For info, as I understand it, Guile v2 converts deprecated code points on the fly to up-to-date ones. All composite characters (eg a-umlaut, e-acute etc) are now deprecated and should be <compose><accent><letter> or whatever the correct version is. Lilypond assumes that a character offset in the input will point to the same character in the output, and of course if any of these conversions has happened, it breaks that assumption :-(

Cheers,
Wol

guile and unicode

Posted Oct 22, 2015 13:26 UTC (Thu) by wingo (guest, #26929) [Link] (2 responses)

Not sure why Guile is getting the blame here, but to clear things up:

Before Guile 2.0, Guile's strings were byte strings -- like in Python 2. Guile 2 changed so that strings were composed of characters. To Guile, a character is a unicode codepoint.

When reading strings from a byte stream, as from an fd, those characters have an encoding, which is usually taken from your locale. In some encodings, like ISO-8859-1, all byte sequences are valid, so reading data in and writing it out will produce the same byte sequence. In others, like UTF-8, maybe Guile could read an invalid sequence. In that case it can error, or replace the character with "?", depending on what the application chose to do. Likewise when writing, it could be Guile tries to write a codepoint that can't be expressed in the desired encoding; at which point it can error or write a ?. The application decides what strategy to take.

There is no such thing as a deprecated codepoint.

guile and unicode

Posted Oct 22, 2015 17:53 UTC (Thu) by Wol (subscriber, #4433) [Link] (1 responses)

> There is no such thing as a deprecated codepoint.

aiui, there is a unicode character for a-acute. There is also the sequence <compose><acute><a>. What are you going to do when one string uses one encoding, and another string uses the other? Apparently, the Unicode spec now says you are supposed to use the <compose> sequence, which Guile v2 implements.

Hence lilypond blowing up when what it thinks is a string COPY, is turned by v2 into a string TRANSLATION :-( Please note, that BOTH the input AND the output in this case are not some random encoding, but are quite explicitly Unicode character strings.

Cheers,
Wol

guile and unicode

Posted Oct 22, 2015 20:18 UTC (Thu) by wingo (guest, #26929) [Link]

This is a bit far afield of the original article, but you persist in a misunderstanding about a project that I maintain :) To Guile 1.x, a character is a byte.
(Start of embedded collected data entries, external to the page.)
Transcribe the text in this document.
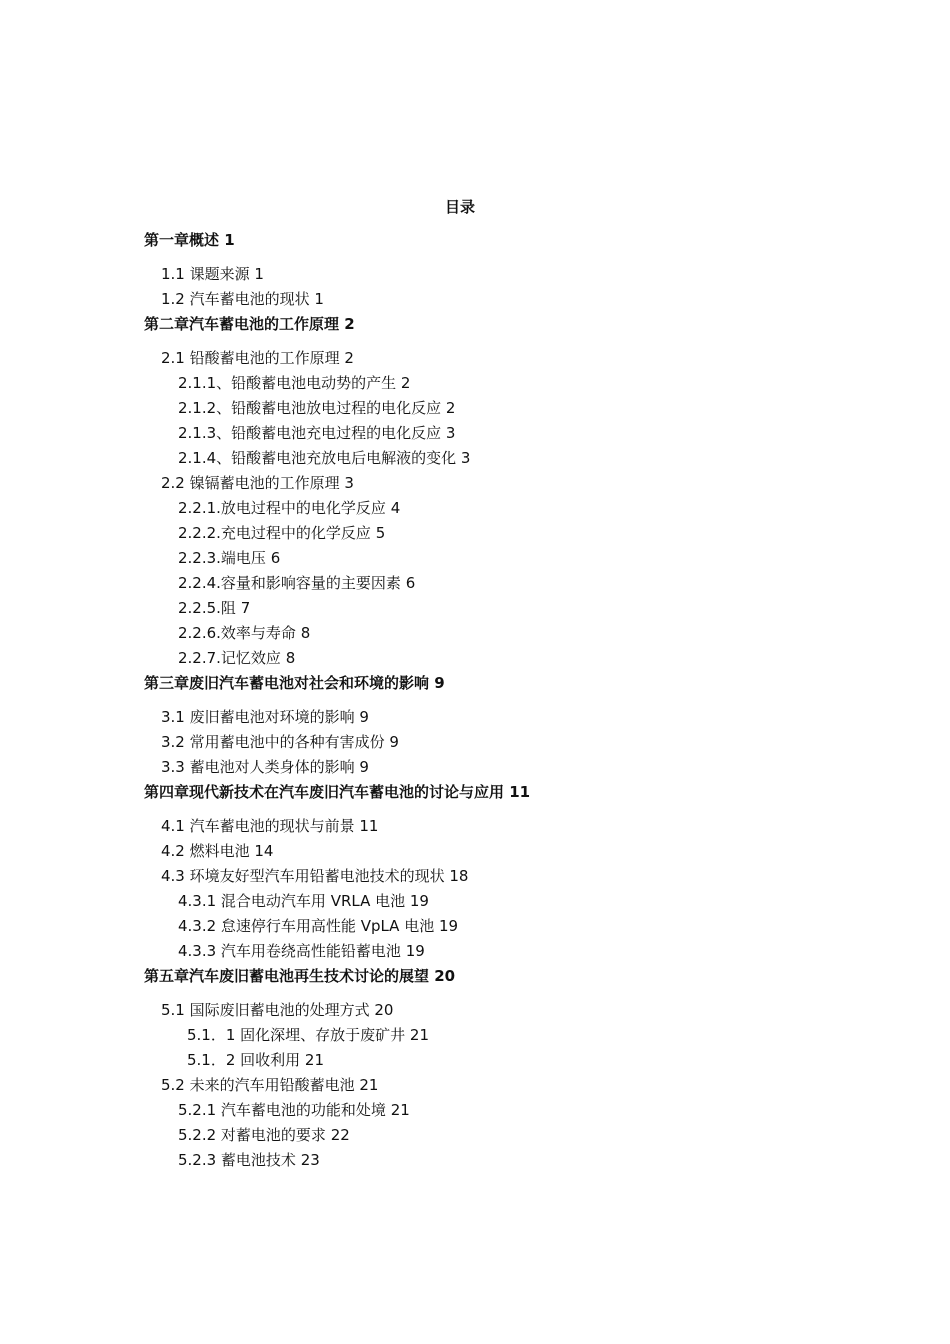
目录
第一章概述 1
1.1 课题来源 1
1.2 汽车蓄电池的现状 1
第二章汽车蓄电池的工作原理 2
2.1 铅酸蓄电池的工作原理 2
2.1.1、铅酸蓄电池电动势的产生 2
2.1.2、铅酸蓄电池放电过程的电化反应 2
2.1.3、铅酸蓄电池充电过程的电化反应 3
2.1.4、铅酸蓄电池充放电后电解液的变化 3
2.2 镍镉蓄电池的工作原理 3
2.2.1.放电过程中的电化学反应 4
2.2.2.充电过程中的化学反应 5
2.2.3.端电压 6
2.2.4.容量和影响容量的主要因素 6
2.2.5.阻 7
2.2.6.效率与寿命 8
2.2.7.记忆效应 8
第三章废旧汽车蓄电池对社会和环境的影响 9
3.1 废旧蓄电池对环境的影响 9
3.2 常用蓄电池中的各种有害成份 9
3.3 蓄电池对人类身体的影响 9
第四章现代新技术在汽车废旧汽车蓄电池的讨论与应用 11
4.1 汽车蓄电池的现状与前景 11
4.2 燃料电池 14
4.3 环境友好型汽车用铅蓄电池技术的现状 18
4.3.1 混合电动汽车用 VRLA 电池 19
4.3.2 怠速停行车用高性能 VpLA 电池 19
4.3.3 汽车用卷绕高性能铅蓄电池 19
第五章汽车废旧蓄电池再生技术讨论的展望 20
5.1 国际废旧蓄电池的处理方式 20
5.1．1 固化深埋、存放于废矿井 21
5.1．2 回收利用 21
5.2 未来的汽车用铅酸蓄电池 21
5.2.1 汽车蓄电池的功能和处境 21
5.2.2 对蓄电池的要求 22
5.2.3 蓄电池技术 23
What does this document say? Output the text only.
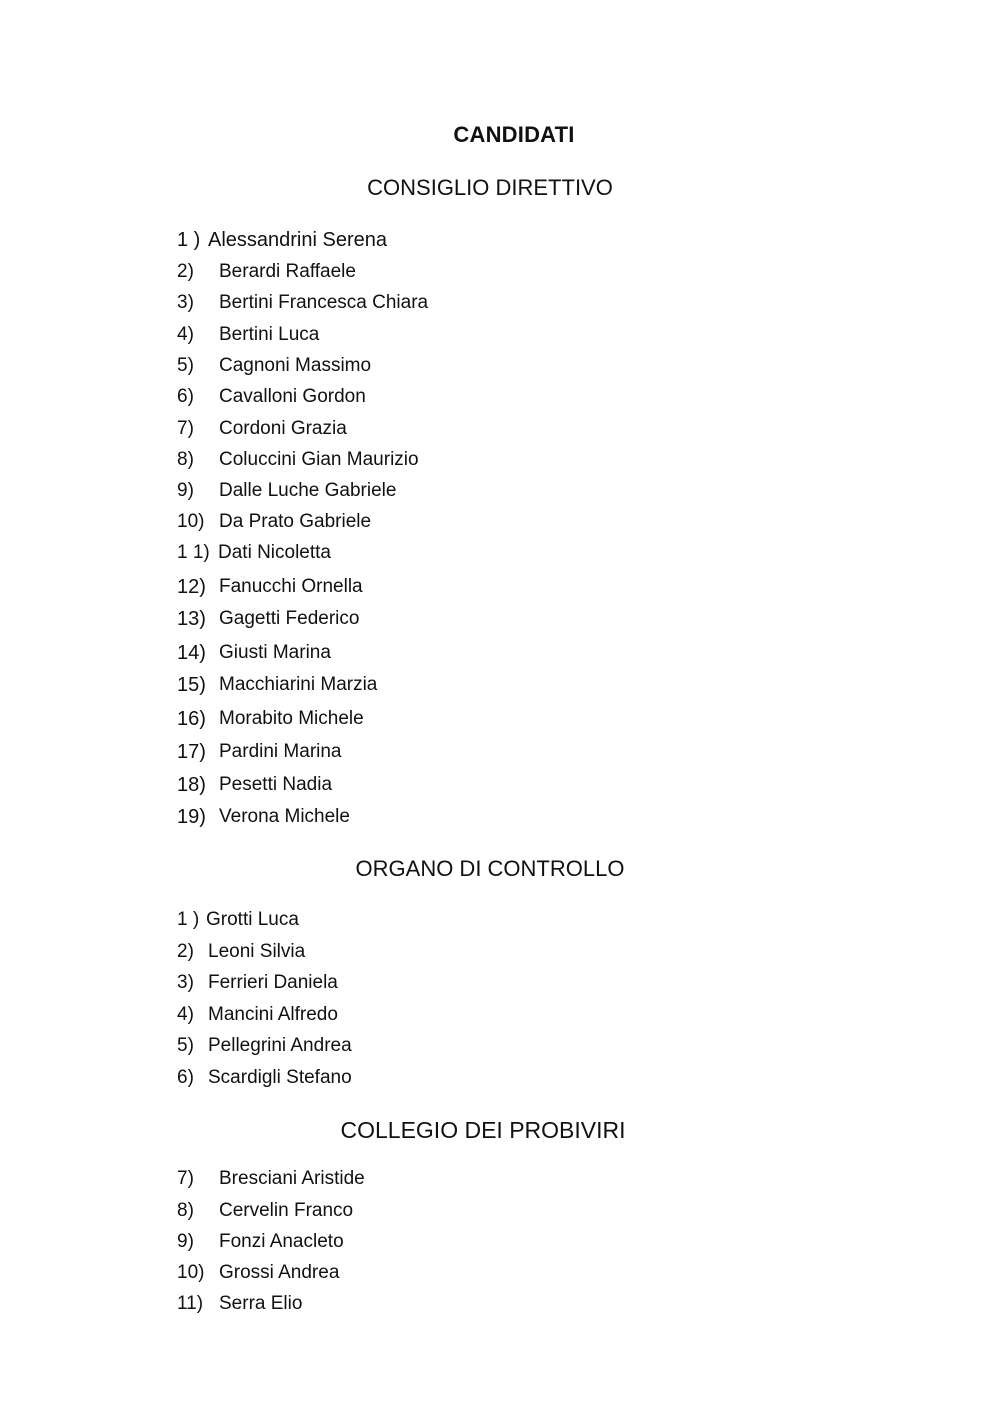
CANDIDATI
CONSIGLIO DIRETTIVO
1 ) Alessandrini Serena
2) Berardi Raffaele
3) Bertini Francesca Chiara
4) Bertini Luca
5) Cagnoni Massimo
6) Cavalloni Gordon
7) Cordoni Grazia
8) Coluccini Gian Maurizio
9) Dalle Luche Gabriele
10) Da Prato Gabriele
1 1) Dati Nicoletta
12) Fanucchi Ornella
13) Gagetti Federico
14) Giusti Marina
15) Macchiarini Marzia
16) Morabito Michele
17) Pardini Marina
18) Pesetti Nadia
19) Verona Michele
ORGANO DI CONTROLLO
1 ) Grotti Luca
2) Leoni Silvia
3) Ferrieri Daniela
4) Mancini Alfredo
5) Pellegrini Andrea
6) Scardigli Stefano
COLLEGIO DEI PROBIVIRI
7) Bresciani Aristide
8) Cervelin Franco
9) Fonzi Anacleto
10) Grossi Andrea
11) Serra Elio
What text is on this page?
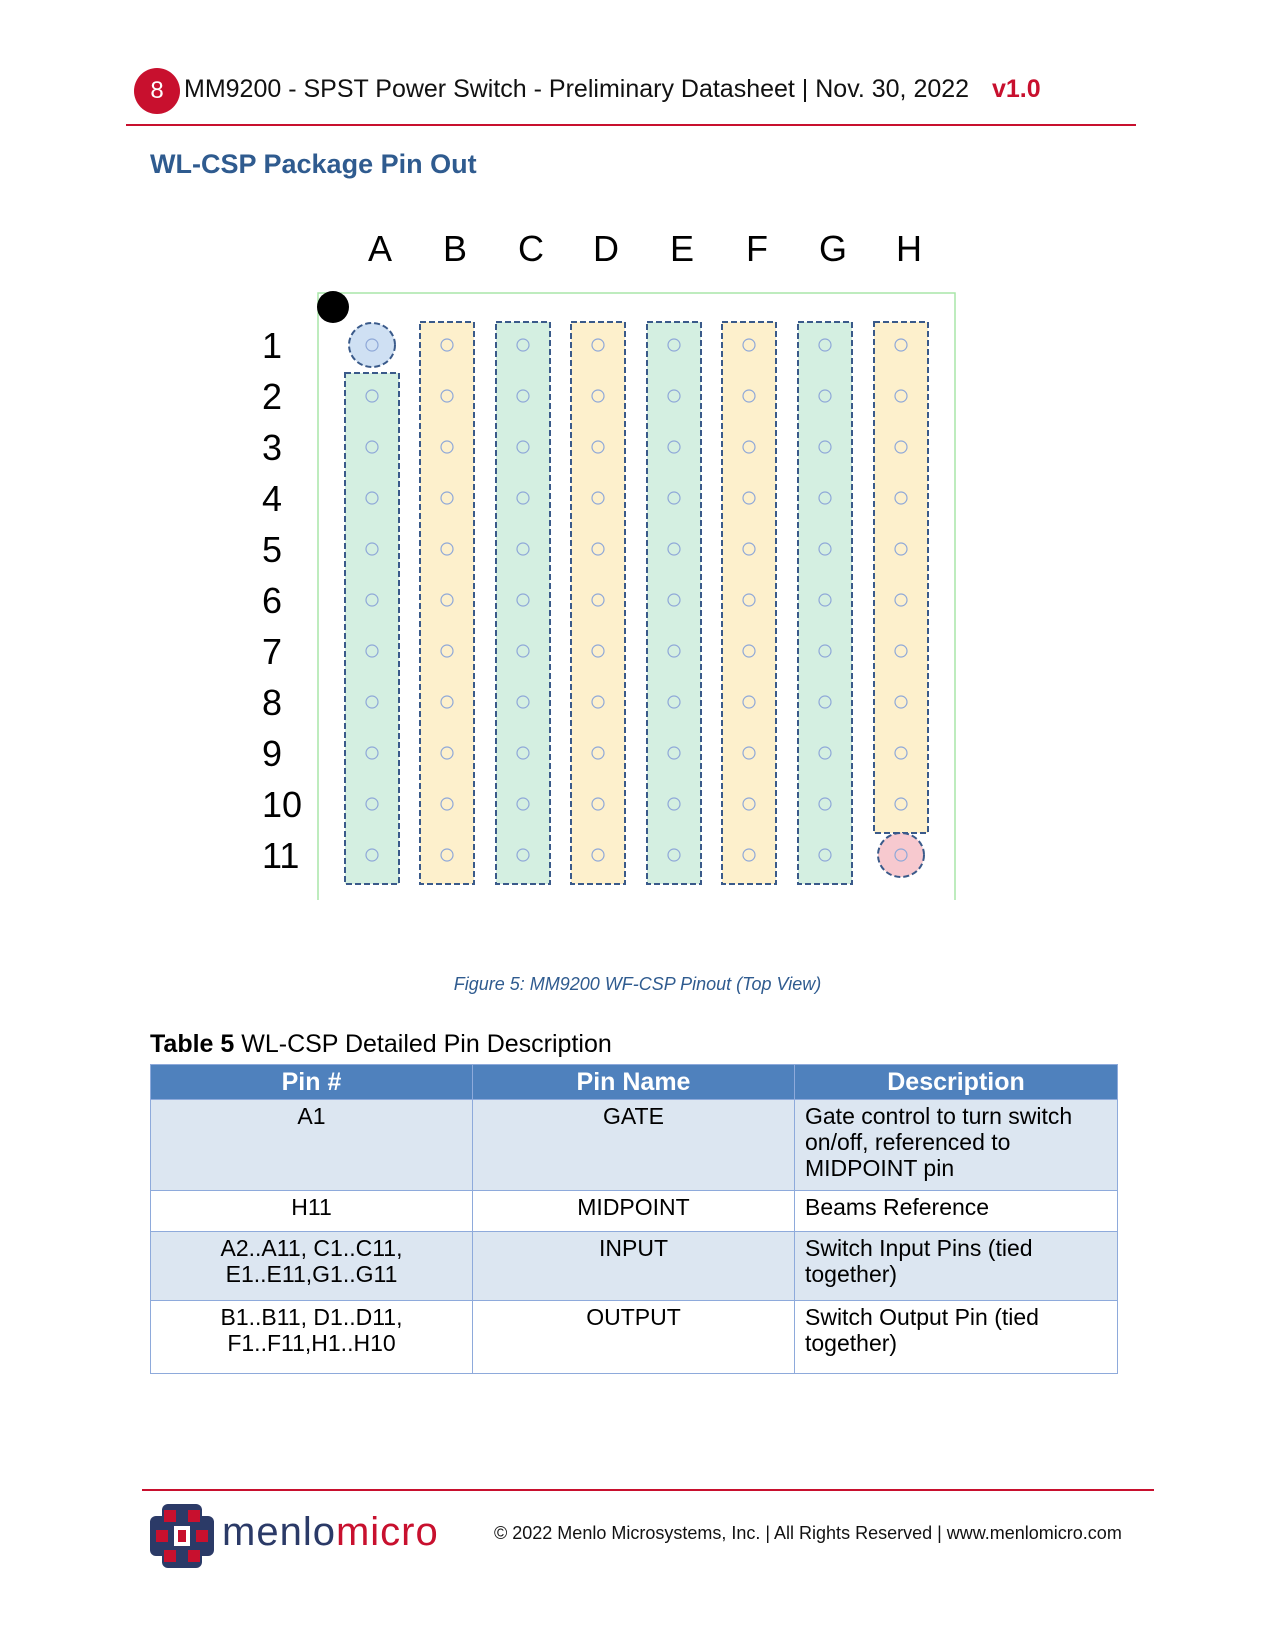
8 MM9200 - SPST Power Switch - Preliminary Datasheet | Nov. 30, 2022 v1.0
WL-CSP Package Pin Out
A B C D E F G H
1
2
3
4
5
6
7
8
9
10
11
Figure 5: MM9200 WF-CSP Pinout (Top View)
Table 5 WL-CSP Detailed Pin Description
Pin #	Pin Name	Description
A1	GATE	Gate control to turn switch on/off, referenced to MIDPOINT pin
H11	MIDPOINT	Beams Reference
A2..A11, C1..C11, E1..E11,G1..G11	INPUT	Switch Input Pins (tied together)
B1..B11, D1..D11, F1..F11,H1..H10	OUTPUT	Switch Output Pin (tied together)
menlomicro	© 2022 Menlo Microsystems, Inc. | All Rights Reserved | www.menlomicro.com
To Guile 2.x, a character is a unicode codepoint: not a grapheme.

So when Guile reads a byte sequence which according to the given locale it decodes as U+0065 LATIN SMALL LETTER E followed by U+0301 COMBINING ACUTE ACCENT, those are the code points it stores internally. It does not normalize the codepoint sequence, although there are the string-normalize-nfc, string-normalize-nfd, string-normalize-nfkc, and string-normalize-nfkd procedures if the application chooses to do so, for whatever reason.